CCOs and Resources: Put Your Money Where Your Mouth Is!
The compliance profession is enjoying its moment of triumph. Chief compliance officers are earning substantial salaries and rewarded with high-level positions in the C-Suite and significant influence. CCOs are the hot commodities in the in the corporate governance world. It is an intoxicating time for compliance professionals.
In this environment, CCOs have to be wary. CEOs and other corporate leaders know how to talk the talk of compliance. But CEOs and other corporate leaders ignore how to walk the walk. In other words, they know how to persuade CCOs that they are committed to compliance and will support the compliance function. When it comes to delivering support in terms of resources and support, corporate boards, CEOs and senior leaders are falling short.
CCOs are being slowly strangled by a lack of resources. I am not just referring to headcount, but funding to purchase new technologies to leverage existing staff. CCOs are forced to request additional resources by pleading for support from the board, a CEO or a general counsel. These requests are often ignored or downplayed unless a company is under government investigation and threat of punishment.
In the absence of government investigation, CCOs face an uphill climb. As a result, CCOs are forced to make due with inadequate resources, and outmoded technologies. Many companies fail to understand the bottom-line benefits of a robust ethics and compliance program.
Companies that maintain an effective ethics and compliance program perform better than companies that fail to maintain such a compliance program. A company that fails to support its compliance program is cutting its own throat – employee morale will suffer, and productivity will decline. CCOs have to educate CEOs and the corporate board about the importance of supporting the compliance function with adequate resources – personnel and technology.
A model for CCO treatment is the internal audit function. In the face of Sarbanes-Oxley, audit committee chairs are more than willing to allocate resources when needed to ensure the accuracy of financial reports. Several internal auditors have told me that they are able to get the resources they need when they need them. No questions asked.
CCOs are entitled to the same treatment. For some reason, audit committees and senior executives treat CCO requests for additional resources in a different manner. CCOs have to push to change this situation by educating audit committee chairs and CEOs to support the compliance function.

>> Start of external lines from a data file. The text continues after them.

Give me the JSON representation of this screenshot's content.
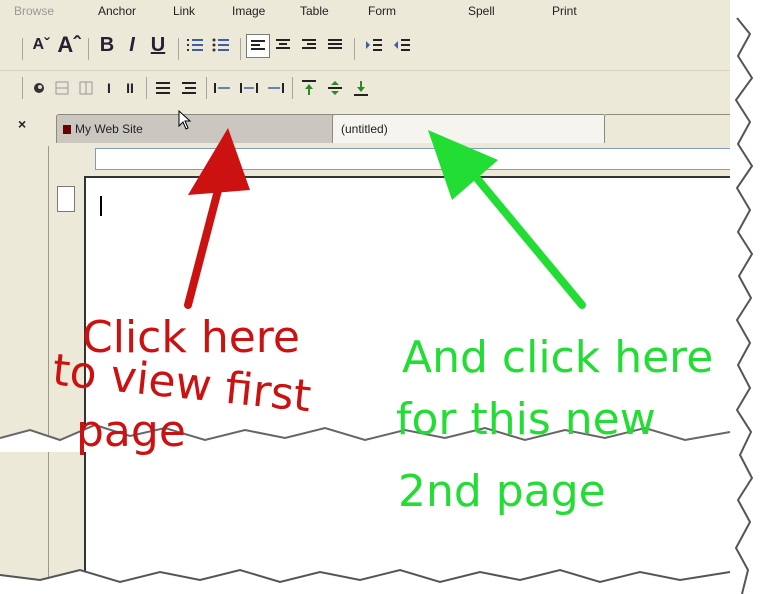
{
  "menubar": {
    "items": [
      "Browse",
      "Anchor",
      "Link",
      "Image",
      "Table",
      "Form",
      "Spell",
      "Print"
    ]
  },
  "toolbar": {
    "bold": "B",
    "italic": "I",
    "underline": "U"
  },
  "left_pane": {
    "close": "×"
  },
  "tabs": [
    {
      "label": "My Web Site"
    },
    {
      "label": "(untitled)"
    }
  ],
  "annotations": {
    "red_line1": "Click here",
    "red_line2": "to view first",
    "red_line3": "page",
    "green_line1": "And click here",
    "green_line2": "for this new",
    "green_line3": "2nd page"
  },
  "colors": {
    "red_ink": "#cc1111",
    "green_ink": "#22dd33",
    "chrome": "#ece9d8"
  }
}
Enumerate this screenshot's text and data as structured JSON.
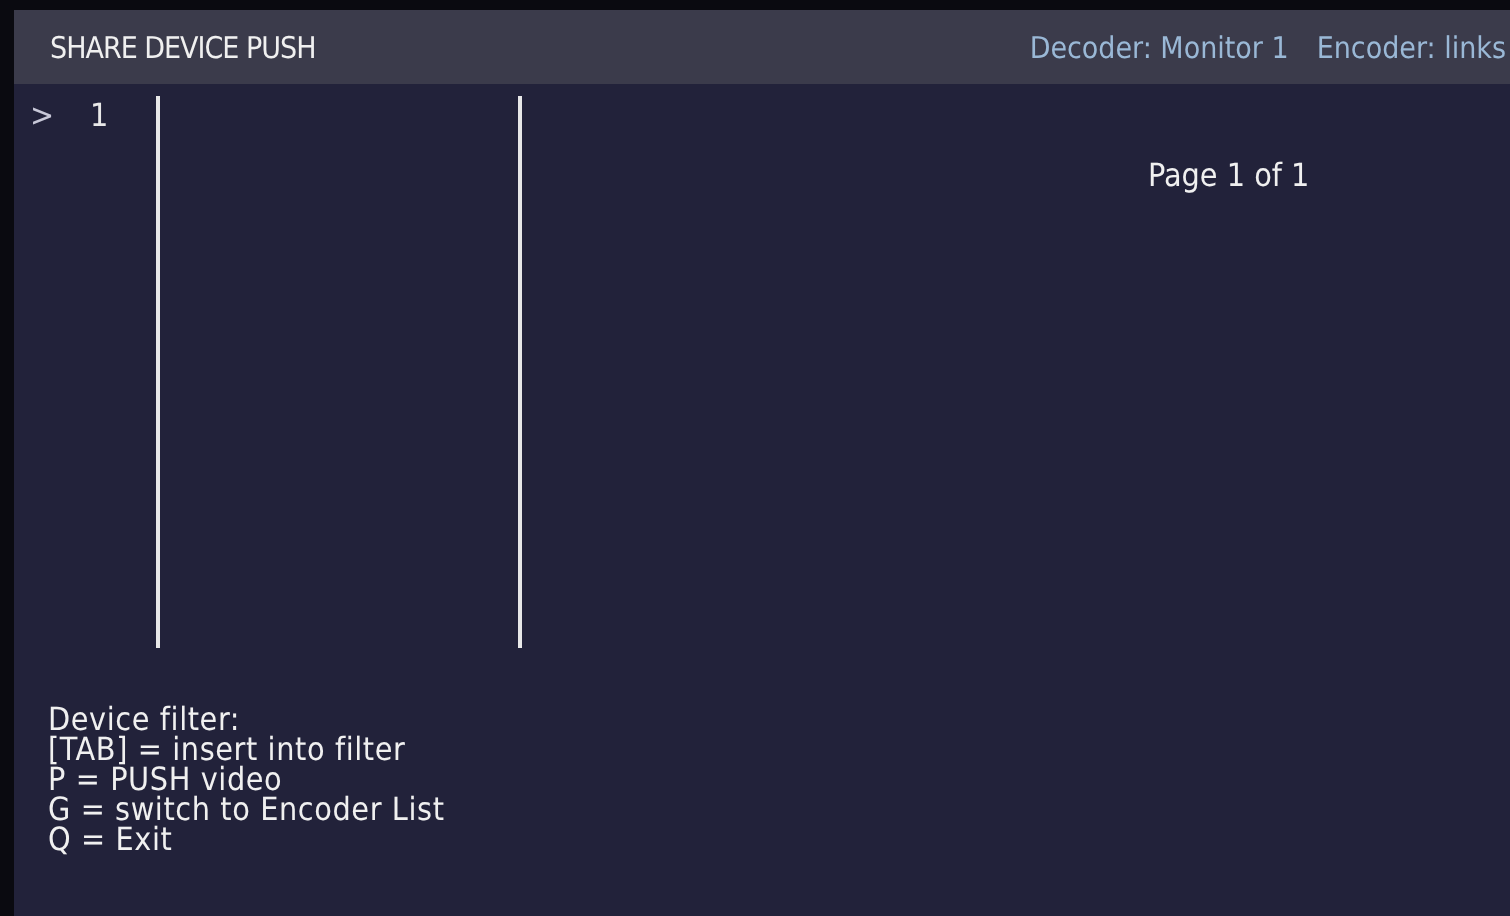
{
  "header": {
    "title": "SHARE DEVICE PUSH",
    "decoder": "Decoder: Monitor 1",
    "encoder": "Encoder: links"
  },
  "rows": [
    {
      "cursor": ">",
      "number": "1",
      "selected": true
    }
  ],
  "pager": "Page 1 of 1",
  "help": [
    "Device filter:",
    "[TAB] = insert into filter",
    "P = PUSH video",
    "G = switch to Encoder List",
    "Q = Exit"
  ]
}
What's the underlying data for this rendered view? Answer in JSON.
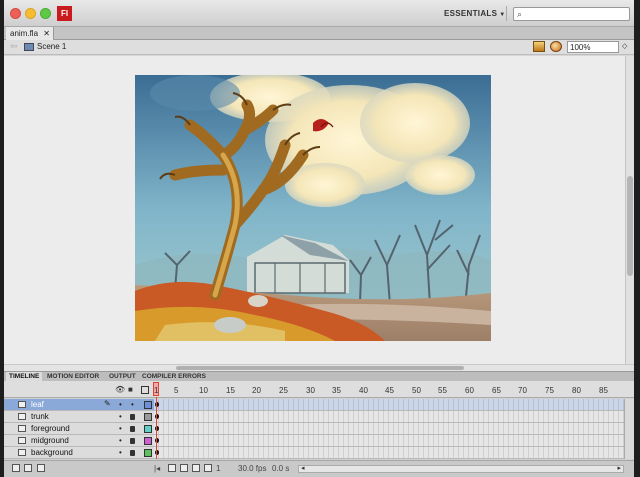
{
  "window": {
    "app_logo": "Fl",
    "workspace_label": "ESSENTIALS",
    "search_placeholder": ""
  },
  "document": {
    "tab_label": "anim.fla",
    "close_glyph": "✕",
    "scene_label": "Scene 1",
    "zoom_value": "100%"
  },
  "panel_tabs": [
    "TIMELINE",
    "MOTION EDITOR",
    "OUTPUT",
    "COMPILER ERRORS"
  ],
  "timeline": {
    "ruler": [
      "1",
      "5",
      "10",
      "15",
      "20",
      "25",
      "30",
      "35",
      "40",
      "45",
      "50",
      "55",
      "60",
      "65",
      "70",
      "75",
      "80",
      "85"
    ],
    "layers": [
      {
        "name": "leaf",
        "selected": true,
        "color": "#6b8fd8"
      },
      {
        "name": "trunk",
        "selected": false,
        "color": "#9a9a9a"
      },
      {
        "name": "foreground",
        "selected": false,
        "color": "#5fcfc8"
      },
      {
        "name": "midground",
        "selected": false,
        "color": "#d060d0"
      },
      {
        "name": "background",
        "selected": false,
        "color": "#5fc060"
      }
    ],
    "current_frame": "1",
    "frame_rate": "30.0 fps",
    "elapsed": "0.0 s"
  },
  "icons": {
    "close": "close-window",
    "minimize": "minimize-window",
    "maximize": "maximize-window",
    "search": "search-icon"
  },
  "colors": {
    "playhead": "#dd4433",
    "selected_layer": "#8aa8d8"
  }
}
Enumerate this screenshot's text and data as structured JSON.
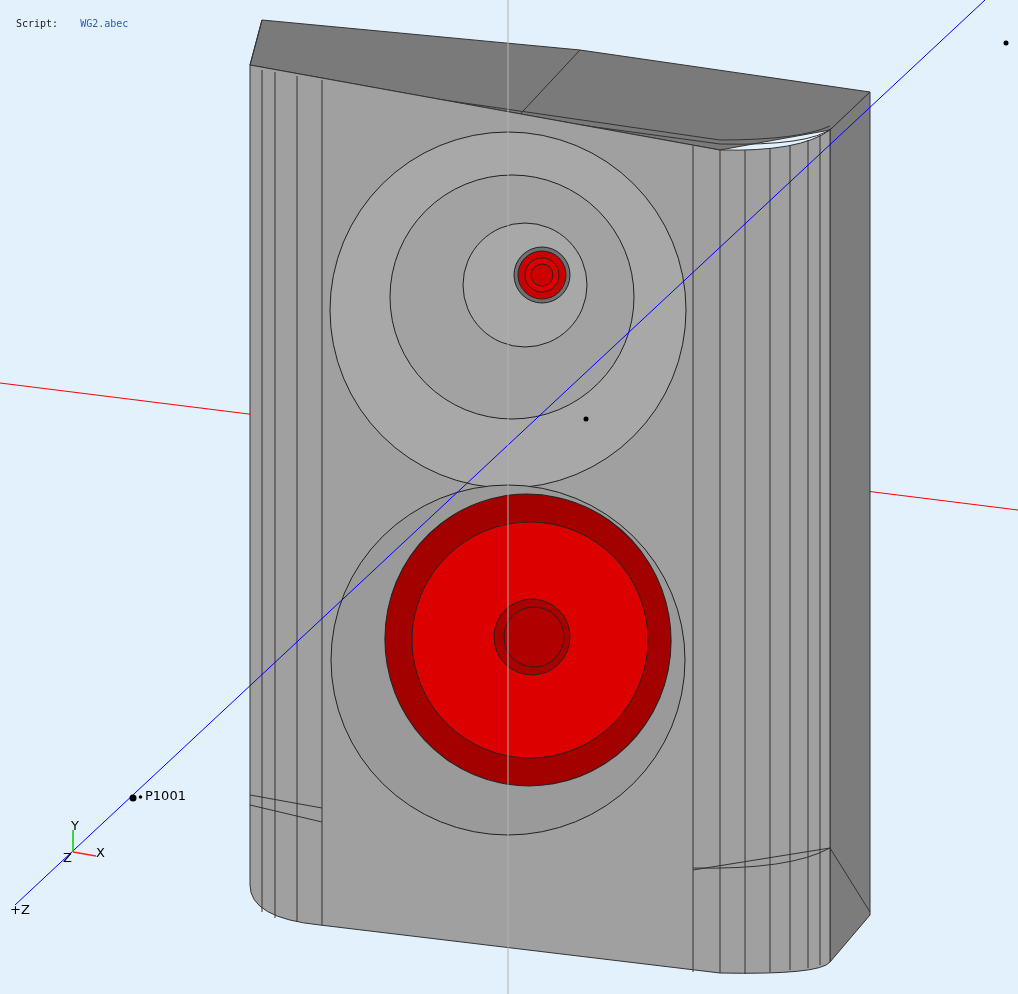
{
  "script": {
    "label": "Script:",
    "file": "WG2.abec"
  },
  "observation_point": {
    "label": "P1001"
  },
  "axes_gizmo": {
    "y": "Y",
    "z": "Z",
    "x": "X"
  },
  "axis_label": "+Z"
}
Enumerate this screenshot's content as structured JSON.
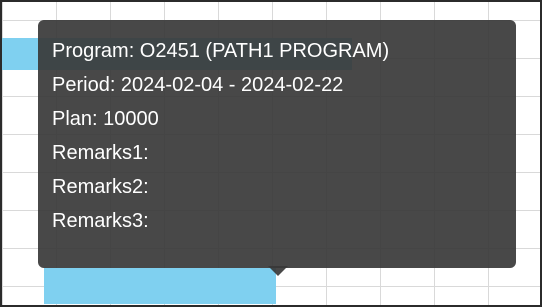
{
  "tooltip": {
    "program": "Program: O2451 (PATH1 PROGRAM)",
    "period": "Period: 2024-02-04 - 2024-02-22",
    "plan": "Plan: 10000",
    "remarks1": "Remarks1:",
    "remarks2": "Remarks2:",
    "remarks3": "Remarks3:"
  }
}
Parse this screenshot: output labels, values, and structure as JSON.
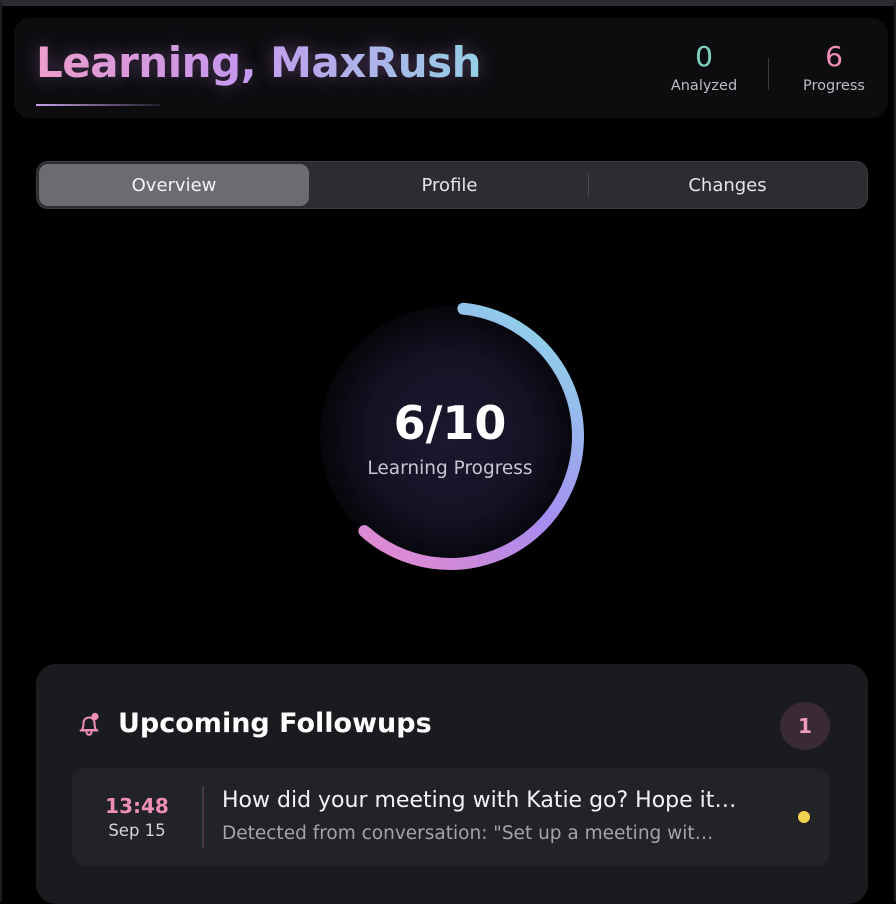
{
  "header": {
    "title": "Learning, MaxRush",
    "stats": {
      "analyzed": {
        "value": "0",
        "label": "Analyzed"
      },
      "progress": {
        "value": "6",
        "label": "Progress"
      }
    }
  },
  "tabs": [
    {
      "label": "Overview",
      "active": true
    },
    {
      "label": "Profile",
      "active": false
    },
    {
      "label": "Changes",
      "active": false
    }
  ],
  "progress_ring": {
    "value_text": "6/10",
    "label": "Learning Progress",
    "current": 6,
    "total": 10
  },
  "followups": {
    "icon": "bell-icon",
    "title": "Upcoming Followups",
    "count": "1",
    "items": [
      {
        "time": "13:48",
        "date": "Sep 15",
        "title": "How did your meeting with Katie go? Hope it…",
        "subtitle": "Detected from conversation: \"Set up a meeting wit…",
        "status_color": "#f3d150"
      }
    ]
  },
  "colors": {
    "accent_pink": "#ef8fb3",
    "accent_teal": "#7fd3c5",
    "ring_gradient": [
      "#8fd0ea",
      "#a68bf0",
      "#e28ad0"
    ]
  }
}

CCOs have to challenge their leaders by stating a consistent message – compliance requires adequate resources and here is the list of resources needed to ensure an effective ethics and compliance program. Along with this clear message, the CCO has to educate the board, CEO and senior leaders on specific requirements for an effective ethics and compliance program.
In carrying out this mission, CCOs have to ignore “happy talk” of empty promises made by CEOs and senior executives. If a CCO wants to accomplish his/her objectives, a CCO has to be clear about program requirements.
I hear continuing complaints from compliance professionals about lack of resources, and frustration over CEOs and senior leaders who ignore or reject requests for more resources. CCOs have to continue pushing this issue, educating boards, CEOs and senior executives on the importance of achieving an “effective” ethics and compliance program.